On September 27, 2021, from 07:05 to 14:46 UTC CircleCI customers experienced delays in workflows. Due to our efforts to fix the initial incident, some customers were unable to access the UI throughout the incident. Simultaneously, AWS EBS experienced an outage in US-EAST, which degraded our MongoDB databases, causing further delays. We want to thank our customers for your patience and understanding as we worked to resolve this incident.
A third-party configuration event inadvertently triggered an overly excessive amount of workflows in quick succession which resulted in a spike of auto-cancellations being sent to our system. The large number of auto-cancellations caused slowness as requests flooded our job queues and datastores. The overall impact of this was that customers experienced delays starting workflows and jobs.
The second event which contributed to this outage was an AWS incident specific to EBS volumes. This left some of our MongoDB volumes in a degraded state which led to instability within our MongoDB clusters.
Our engineering teams who handled this incident have identified a few areas where we can make some immediate improvements, in addition to planning some more medium-term work. The immediate improvements are around further enforcing concurrency limits to how we run pipelines, as well as adding further rate limits to how we handle API calls and webhooks.
In response to the AWS EBS incident, we have already completed some work to better handle failovers within our MongoDB cluster.
(all times UTC)
On September 27th at 6:20 UTC, there was a large spike in messages to our “cancel workflows” messages on the workflows queue.
At 6:32 we were alerted that the workflows queue was not draining fast enough. After investigating, we identified that all customer workflows were impacted with delays at 7:08. At this time, we were still investigating why the queue was backed up.
At 7:24 we identified the spike in cancellation messages. At 7:36, we scaled up the workflows orchestration service to speed up draining the queue. Shortly after, we noticed that we were no longer receiving an elevated volume of cancellation messages.
At 7:47 we started investigating the potential reasons for the initial spike. At 7:55 we identified a third-party integration that mistakenly created a large number of workflows. Our feature for the auto-cancellation of redundant builds tried to cancel these, causing delays for all workflows messages.
At 8:13 we began updating the impacted workflows orchestration service Kubernetes pods to stop auto-cancellation. Between 8:13-8:44, the update was applied to all pods. Cancellation messages started trending down, but jobs were still not running. Shortly after, the MongoDB replication lag began growing.
At 8:58, all of the impacted Kubernetes pods were updated but cancellation queries continued to spike. Upon investigation, some pods had restarted in which they had reverted to the original version, without the update. A second update was applied to return the expected data shape. By 9:29, the deployments of some service instances kept failing due to overload and reverted to the original code. We removed liveness probes to stop workflows pods from restarting. This was expected to alleviate pressure on MongoDB too.
However, by 9:45 one of our MongoDB was “impaired” and was unclear if it was related to an incident for AWS US-EAST occurring at the same time.
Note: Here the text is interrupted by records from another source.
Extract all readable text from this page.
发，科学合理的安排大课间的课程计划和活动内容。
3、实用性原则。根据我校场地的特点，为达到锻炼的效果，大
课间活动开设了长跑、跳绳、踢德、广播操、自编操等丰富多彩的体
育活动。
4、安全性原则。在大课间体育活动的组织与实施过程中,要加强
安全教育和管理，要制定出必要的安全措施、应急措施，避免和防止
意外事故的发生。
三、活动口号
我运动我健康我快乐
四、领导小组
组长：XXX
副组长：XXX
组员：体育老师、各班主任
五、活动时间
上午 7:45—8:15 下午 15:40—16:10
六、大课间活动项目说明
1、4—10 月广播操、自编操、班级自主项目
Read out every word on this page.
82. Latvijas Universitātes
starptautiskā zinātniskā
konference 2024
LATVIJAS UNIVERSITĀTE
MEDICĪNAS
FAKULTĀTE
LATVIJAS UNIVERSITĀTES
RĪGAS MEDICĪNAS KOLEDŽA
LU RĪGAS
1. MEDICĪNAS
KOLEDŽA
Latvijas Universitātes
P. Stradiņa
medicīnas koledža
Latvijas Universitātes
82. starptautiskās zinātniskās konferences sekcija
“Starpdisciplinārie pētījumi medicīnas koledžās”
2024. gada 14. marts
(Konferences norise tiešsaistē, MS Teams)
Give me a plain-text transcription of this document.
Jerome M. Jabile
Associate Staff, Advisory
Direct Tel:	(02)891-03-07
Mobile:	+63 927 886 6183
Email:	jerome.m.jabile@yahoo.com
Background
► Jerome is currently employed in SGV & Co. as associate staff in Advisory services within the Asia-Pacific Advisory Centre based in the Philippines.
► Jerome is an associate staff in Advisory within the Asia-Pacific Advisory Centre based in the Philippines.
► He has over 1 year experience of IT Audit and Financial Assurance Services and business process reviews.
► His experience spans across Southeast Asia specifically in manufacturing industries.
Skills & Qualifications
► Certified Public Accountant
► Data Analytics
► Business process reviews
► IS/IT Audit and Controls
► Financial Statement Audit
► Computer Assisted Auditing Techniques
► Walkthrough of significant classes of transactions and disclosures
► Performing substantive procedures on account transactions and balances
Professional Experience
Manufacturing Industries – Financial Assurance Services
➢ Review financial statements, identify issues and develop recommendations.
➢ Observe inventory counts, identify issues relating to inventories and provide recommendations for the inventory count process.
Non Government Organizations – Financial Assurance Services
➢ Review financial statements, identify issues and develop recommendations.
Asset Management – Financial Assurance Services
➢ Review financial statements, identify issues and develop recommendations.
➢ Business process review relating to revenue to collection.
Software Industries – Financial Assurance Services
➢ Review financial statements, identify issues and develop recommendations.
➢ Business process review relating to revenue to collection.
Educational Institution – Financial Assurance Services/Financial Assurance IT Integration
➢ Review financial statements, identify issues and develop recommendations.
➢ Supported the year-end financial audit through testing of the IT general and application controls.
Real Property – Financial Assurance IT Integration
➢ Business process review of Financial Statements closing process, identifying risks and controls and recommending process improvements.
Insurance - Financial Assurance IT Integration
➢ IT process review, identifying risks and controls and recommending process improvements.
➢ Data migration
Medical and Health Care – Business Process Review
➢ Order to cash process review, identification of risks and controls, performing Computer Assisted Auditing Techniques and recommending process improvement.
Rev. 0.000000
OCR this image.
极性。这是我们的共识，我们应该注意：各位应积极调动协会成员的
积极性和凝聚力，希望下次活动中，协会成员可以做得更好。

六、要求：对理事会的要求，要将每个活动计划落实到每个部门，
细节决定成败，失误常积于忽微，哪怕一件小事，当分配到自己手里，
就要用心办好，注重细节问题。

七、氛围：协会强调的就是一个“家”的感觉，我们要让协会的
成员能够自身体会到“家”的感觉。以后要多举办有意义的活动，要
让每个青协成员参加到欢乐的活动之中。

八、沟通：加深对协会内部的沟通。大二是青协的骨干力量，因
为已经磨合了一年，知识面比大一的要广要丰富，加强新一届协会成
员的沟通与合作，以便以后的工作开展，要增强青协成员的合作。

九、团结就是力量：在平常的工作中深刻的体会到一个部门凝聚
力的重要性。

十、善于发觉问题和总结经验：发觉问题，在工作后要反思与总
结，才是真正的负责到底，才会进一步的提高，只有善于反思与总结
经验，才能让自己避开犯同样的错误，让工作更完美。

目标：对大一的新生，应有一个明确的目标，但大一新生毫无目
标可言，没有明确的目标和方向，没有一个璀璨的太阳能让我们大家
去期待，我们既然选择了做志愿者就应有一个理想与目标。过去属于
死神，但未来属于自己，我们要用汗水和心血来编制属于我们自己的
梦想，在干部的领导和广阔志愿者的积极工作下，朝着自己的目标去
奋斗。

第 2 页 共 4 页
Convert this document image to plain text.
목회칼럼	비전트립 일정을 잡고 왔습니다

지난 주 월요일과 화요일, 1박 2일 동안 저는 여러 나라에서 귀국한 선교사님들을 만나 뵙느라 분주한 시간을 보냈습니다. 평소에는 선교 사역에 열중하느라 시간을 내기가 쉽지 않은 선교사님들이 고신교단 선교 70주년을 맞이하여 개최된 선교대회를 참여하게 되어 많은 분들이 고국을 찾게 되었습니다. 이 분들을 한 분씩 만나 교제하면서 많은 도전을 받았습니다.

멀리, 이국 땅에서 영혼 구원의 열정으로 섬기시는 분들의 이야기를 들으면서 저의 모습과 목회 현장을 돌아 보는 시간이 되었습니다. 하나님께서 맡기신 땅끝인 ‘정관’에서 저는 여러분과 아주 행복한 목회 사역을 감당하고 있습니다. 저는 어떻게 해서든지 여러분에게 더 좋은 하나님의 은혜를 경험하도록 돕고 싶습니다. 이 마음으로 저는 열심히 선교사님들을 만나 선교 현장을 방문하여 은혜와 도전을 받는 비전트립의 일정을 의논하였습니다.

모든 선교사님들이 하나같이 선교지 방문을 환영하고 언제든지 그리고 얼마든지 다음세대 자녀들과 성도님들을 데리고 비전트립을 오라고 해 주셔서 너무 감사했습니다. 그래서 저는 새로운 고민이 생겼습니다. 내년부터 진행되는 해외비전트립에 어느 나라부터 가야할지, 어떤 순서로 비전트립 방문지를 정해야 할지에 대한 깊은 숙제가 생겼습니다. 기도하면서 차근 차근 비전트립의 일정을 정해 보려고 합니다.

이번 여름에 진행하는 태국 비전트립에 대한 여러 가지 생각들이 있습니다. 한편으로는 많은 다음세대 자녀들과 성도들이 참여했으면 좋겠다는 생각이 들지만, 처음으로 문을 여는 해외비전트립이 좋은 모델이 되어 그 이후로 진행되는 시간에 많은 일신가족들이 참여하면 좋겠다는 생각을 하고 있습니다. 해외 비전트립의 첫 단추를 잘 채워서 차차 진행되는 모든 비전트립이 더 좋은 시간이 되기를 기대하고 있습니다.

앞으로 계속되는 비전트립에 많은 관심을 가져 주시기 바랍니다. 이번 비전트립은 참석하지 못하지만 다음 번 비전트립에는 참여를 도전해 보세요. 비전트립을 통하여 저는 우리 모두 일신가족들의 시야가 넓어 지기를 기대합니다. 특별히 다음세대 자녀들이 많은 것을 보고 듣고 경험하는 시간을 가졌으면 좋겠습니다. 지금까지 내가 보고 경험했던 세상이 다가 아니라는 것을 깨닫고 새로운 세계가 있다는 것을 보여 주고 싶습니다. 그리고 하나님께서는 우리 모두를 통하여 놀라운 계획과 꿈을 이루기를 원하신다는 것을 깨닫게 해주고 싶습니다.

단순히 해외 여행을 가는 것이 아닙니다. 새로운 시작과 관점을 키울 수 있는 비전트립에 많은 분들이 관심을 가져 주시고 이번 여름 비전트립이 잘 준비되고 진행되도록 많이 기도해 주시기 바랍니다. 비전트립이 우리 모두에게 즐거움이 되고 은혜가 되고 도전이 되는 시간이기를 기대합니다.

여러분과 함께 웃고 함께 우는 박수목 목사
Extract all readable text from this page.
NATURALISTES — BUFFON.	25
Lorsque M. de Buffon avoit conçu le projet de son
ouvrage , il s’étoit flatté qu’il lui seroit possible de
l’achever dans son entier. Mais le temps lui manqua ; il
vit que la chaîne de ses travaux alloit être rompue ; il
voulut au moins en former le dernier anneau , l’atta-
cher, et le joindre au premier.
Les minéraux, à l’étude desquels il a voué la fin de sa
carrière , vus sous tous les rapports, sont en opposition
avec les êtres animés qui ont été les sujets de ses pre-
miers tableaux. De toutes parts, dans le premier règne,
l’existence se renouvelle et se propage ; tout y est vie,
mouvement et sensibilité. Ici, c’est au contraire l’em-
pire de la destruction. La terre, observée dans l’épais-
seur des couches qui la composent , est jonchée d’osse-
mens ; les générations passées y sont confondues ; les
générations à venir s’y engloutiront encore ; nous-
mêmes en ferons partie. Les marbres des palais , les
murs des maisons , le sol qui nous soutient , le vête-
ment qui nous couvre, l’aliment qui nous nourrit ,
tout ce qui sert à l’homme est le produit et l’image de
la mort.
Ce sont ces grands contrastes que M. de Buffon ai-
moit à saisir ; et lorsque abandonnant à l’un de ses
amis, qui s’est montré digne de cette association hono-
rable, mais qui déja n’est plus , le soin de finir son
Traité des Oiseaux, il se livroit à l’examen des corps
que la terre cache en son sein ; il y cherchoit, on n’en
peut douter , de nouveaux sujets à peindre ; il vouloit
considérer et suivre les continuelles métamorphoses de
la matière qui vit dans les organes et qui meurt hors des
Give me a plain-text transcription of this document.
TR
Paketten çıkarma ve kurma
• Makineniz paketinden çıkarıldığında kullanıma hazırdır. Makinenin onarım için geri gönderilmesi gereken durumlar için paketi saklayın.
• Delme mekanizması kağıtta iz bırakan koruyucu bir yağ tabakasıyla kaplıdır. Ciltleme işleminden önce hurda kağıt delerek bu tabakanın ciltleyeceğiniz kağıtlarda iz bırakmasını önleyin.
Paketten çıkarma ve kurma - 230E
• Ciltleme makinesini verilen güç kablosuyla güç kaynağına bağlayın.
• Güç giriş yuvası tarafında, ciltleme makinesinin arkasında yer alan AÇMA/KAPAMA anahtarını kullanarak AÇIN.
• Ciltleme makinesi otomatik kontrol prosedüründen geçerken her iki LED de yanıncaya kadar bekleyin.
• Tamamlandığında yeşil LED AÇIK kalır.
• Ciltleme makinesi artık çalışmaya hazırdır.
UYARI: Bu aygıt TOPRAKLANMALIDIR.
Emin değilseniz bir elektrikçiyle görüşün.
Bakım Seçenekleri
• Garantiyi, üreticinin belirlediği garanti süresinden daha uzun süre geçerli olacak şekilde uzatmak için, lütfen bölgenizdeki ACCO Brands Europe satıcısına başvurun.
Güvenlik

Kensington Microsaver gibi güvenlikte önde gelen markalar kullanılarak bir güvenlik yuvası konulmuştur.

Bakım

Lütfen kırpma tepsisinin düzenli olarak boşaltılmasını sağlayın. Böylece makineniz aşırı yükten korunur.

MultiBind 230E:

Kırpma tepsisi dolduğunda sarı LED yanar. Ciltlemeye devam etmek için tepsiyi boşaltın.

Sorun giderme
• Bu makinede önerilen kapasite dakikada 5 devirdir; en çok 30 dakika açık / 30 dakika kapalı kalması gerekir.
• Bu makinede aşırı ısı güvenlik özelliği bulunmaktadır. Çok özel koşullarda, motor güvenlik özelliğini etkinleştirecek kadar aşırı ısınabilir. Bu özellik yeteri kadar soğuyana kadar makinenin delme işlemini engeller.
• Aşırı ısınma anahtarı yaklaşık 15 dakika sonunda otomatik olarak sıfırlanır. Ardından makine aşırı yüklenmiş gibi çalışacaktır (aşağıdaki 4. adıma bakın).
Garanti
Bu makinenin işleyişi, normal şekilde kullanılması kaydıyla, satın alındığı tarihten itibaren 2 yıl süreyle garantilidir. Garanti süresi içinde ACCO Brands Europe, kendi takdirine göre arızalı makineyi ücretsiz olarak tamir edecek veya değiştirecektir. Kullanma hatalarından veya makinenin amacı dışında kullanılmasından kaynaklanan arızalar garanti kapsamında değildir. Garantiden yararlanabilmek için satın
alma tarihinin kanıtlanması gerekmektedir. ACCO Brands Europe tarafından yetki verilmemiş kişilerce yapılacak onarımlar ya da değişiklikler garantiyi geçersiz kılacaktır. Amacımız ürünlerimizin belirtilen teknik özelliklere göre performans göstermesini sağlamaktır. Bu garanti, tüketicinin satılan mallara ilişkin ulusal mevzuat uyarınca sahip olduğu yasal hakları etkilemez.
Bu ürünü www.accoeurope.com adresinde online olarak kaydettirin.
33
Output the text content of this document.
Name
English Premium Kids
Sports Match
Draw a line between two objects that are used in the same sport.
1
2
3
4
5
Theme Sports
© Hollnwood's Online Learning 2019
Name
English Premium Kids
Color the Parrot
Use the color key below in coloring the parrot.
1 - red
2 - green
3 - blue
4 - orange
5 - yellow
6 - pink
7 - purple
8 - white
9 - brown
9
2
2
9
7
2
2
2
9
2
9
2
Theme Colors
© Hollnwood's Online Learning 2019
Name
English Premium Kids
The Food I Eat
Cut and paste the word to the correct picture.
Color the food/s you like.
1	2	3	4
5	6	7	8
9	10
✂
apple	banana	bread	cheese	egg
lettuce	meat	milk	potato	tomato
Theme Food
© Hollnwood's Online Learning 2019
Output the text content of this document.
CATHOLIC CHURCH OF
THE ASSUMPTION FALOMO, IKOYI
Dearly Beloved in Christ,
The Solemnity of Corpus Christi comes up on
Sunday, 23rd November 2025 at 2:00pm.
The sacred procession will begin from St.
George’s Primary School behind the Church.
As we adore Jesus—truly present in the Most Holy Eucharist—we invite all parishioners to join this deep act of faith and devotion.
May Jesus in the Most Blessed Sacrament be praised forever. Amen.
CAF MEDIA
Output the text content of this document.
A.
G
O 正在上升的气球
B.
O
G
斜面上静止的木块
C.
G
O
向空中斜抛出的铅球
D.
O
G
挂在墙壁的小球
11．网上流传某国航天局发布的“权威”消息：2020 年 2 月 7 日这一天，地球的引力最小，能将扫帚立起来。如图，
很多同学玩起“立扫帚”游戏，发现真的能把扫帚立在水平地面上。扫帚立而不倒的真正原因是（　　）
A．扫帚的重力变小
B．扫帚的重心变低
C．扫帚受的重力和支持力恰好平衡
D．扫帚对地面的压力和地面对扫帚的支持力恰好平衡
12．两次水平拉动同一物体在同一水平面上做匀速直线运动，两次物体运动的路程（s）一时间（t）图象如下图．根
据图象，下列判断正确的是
The workflows orchestration service was scaled down to alleviate pressure, a MongoDB replica was elected primary, but due to replication lag, we had a rollback to 8:47. By 10:19 we scaled workflows orchestration service back up and shortly after confirmed that MongoDB was healthy, with the exception of the data rollback.
At 10:25 we noticed messages from the problematic workflows that were being handled beyond the point we expected them to be dropped. The team worked on a new update and confirmed by 11:08 that we were able to process all of these cancellation messages. At 11:36 jobs were being processed and the Nomad cluster scaled up to handle the influx of jobs. We continued to scale to better handle the load and updated our status page to “monitoring” at 12:11 as we processed the backlog of workflows.
While monitoring, we noticed some jobs taking nearly 20 seconds to start and found this was due to some unrelated automated checks, which were quickly disabled. By 13:22 the orchestration service’s CPU was back to normal. At 13:44 the workflows queue was drained and at 14:07 we were back to normal operations with some delay in machine jobs and status updates. At 14:46 we declared the incident as resolved.